One of the first memories I have of ‘being on the computer’ is writing a novel in my pre-teens that was basically Jim Henson’s Labyrinth with the characters’ names switched out. At the same time, my entire family was music obsessed. My dad’s a musician, my mam and aunt were total fangirls for bands like Fleetwood Mac and Pink Floyd, and my older cousin—the closest I have to a sibling—raised me on a diet of 90s punk, nu metal and skate culture before I was old enough to know what a “chocolate starfish” even was. Clearly music and impulse to write were both in me already, but journalism wasn’t something I worked towards professionally. I fell into it through lifestyle.

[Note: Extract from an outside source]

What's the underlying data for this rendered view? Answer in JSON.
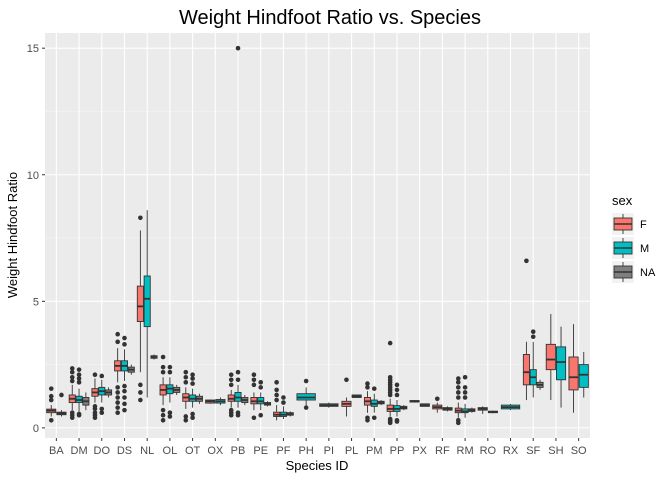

I started writing about music in university. I must have been around 18/19. I was studying Creative Writing and English Literature and one of the modules had to do with publishing. They probably meant ‘submit your prose or poetry to a relevant journal or magazine’, but I ended up pitching to music publications instead. I’m not sure whether it was lack of confidence in my own creative writing, a lack of interest in it, or I just wanted the free records and gig tickets that came in exchange for reviewing stuff, but from there I ended up writing regularly for various DIY magazines and blogs. I did that for a long time alongside a rotation of shitty day jobs—retail, bar work, a library in a conservatoire (this one was actually a dream job, I will miss it forever). It wasn’t until I joined VICE’s music vertical Noisey, when I was in my mid-20s, that I started writing for a living. The rest is, regrettably, public domain.